AI is good at summarizing. You can use it to summarize PDFs and task it with breaking down YouTube videos into truncated transcripts, for example. Basically, you can defer certain content to the robots and they can give you the highlights in seconds. And now, the bots can summarize news for you too, turning full articles into bite-size abridgments.
Artifact, the TikTok of news, recently rolled out a new AI summarizer that works with any news article you come across. Here’s how it works: In the app, choose a news article that seems interesting to you. Then, tap the “Aa” button along the top menu bar and choose “Summarize.” Artifact will analyze the piece for a moment, before delivering a short summary for you to peruse.
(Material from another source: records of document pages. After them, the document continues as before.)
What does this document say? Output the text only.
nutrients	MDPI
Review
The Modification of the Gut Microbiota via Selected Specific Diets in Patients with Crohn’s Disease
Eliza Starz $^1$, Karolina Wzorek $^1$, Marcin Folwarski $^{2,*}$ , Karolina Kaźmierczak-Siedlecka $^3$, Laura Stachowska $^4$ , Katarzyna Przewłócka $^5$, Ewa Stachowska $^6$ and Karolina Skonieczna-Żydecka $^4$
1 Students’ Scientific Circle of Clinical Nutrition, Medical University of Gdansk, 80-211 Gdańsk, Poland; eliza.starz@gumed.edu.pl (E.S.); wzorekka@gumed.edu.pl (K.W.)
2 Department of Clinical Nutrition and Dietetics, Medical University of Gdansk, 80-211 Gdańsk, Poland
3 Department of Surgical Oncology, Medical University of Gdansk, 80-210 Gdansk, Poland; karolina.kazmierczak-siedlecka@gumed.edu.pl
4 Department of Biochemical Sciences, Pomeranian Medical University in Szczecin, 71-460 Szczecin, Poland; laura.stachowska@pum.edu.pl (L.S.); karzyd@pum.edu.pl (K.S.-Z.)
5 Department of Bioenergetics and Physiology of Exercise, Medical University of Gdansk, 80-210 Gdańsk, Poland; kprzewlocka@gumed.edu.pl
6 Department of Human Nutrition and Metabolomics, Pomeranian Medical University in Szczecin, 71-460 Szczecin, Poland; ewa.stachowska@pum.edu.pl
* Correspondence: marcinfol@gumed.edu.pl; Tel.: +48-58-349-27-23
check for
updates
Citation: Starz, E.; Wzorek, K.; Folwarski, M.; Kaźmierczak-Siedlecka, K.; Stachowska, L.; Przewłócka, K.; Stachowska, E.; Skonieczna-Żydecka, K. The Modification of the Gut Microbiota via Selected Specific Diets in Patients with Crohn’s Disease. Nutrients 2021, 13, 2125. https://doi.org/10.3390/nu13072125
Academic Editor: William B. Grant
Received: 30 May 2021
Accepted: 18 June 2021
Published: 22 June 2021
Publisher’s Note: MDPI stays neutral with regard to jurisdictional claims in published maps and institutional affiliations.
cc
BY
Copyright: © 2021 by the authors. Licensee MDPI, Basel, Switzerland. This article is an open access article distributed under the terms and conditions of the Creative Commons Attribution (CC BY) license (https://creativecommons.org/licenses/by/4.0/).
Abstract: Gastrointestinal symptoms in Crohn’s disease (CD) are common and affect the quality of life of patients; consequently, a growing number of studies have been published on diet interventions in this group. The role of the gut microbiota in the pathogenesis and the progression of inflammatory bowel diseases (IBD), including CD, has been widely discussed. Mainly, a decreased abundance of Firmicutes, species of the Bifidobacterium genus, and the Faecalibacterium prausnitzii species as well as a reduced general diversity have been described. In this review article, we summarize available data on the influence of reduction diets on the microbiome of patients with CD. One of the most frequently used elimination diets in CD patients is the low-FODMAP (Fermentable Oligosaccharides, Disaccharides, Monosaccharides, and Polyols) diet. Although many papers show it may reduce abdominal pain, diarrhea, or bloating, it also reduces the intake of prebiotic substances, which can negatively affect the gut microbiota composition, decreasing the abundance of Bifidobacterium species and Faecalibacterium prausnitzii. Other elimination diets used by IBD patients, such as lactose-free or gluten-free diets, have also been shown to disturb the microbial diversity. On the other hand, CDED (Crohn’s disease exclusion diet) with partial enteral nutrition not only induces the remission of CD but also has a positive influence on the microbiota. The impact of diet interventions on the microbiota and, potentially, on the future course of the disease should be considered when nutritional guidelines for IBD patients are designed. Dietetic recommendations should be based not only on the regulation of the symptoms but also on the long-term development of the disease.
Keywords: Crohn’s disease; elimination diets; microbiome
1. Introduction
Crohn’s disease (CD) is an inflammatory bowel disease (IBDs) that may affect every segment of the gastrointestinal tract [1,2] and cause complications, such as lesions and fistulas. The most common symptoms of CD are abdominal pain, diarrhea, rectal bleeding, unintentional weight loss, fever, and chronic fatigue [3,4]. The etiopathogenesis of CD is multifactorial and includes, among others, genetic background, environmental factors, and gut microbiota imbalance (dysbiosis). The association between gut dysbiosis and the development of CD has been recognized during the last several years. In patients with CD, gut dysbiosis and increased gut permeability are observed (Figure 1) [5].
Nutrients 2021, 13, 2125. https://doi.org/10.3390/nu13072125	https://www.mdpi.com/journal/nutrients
Of course, as we’ve seen since the rise of ChatGPT, AI can be a lot more fun than a simple, neutral summary. If you tap the three dots that appear on the summary box, you’ll have the option to adjust the summary into one of four other styles:
Explain Like I’m Five: Like the popular subreddit, this mode tells the AI to summarize the article as simply as possible. Will a five year old understand? Probably not. But you might.Emoji: This mode translates the summary into corresponding emoji. Soon we will all be fluent in Emoji and will no longer have use for words, grammar, and syntax. Poem: This setting turns the summary into a poem, just in case you wish your favorite journalists would channel their inner Robert Frost. The poems even rhyme.Gen Z: Here, the AI attempts to summarize the news as if it were a member of Gen Z. It reads more millennial to me, though, to be honest: lots of OMGs and hashtags, less ironic detachment and making fun of me for being a millennial.Artifact wants to make it clear, however, that this isn’t supposed to be a replacement for reading the news; rather, it’s supposed to aid your understanding and give you a brief explanation of the main points of a piece before you dive into the details yourself. They’re not wrong to be apprehensive: AI doesn’t “know” anything and often confidently presents incorrect information as fact, an act known as hallucinating. You’d hate to wildly misinterpret current events because the AI butchered its summary.
Plus, you miss out on a lot if you just rely on the summary. Articles are obviously more than bullet points: If you only read what the AI thinks is important, you don’t see all the pieces the writer thought to include, as well—everything from well-researched details to creative use of language to tell their story.
Still, it’s a fun experiment with AI, and one that can be genuinely useful. On the one hand, you can use it like Artifact wants you to and brief yourself on a long, tough-to-understand piece; on the other, you can put some faith in the AI and learn about a news story in seconds if you don’t have the time for more than that. One of the promises of this AI revolution, after all, is saving us time, even if that comes at the expense of context.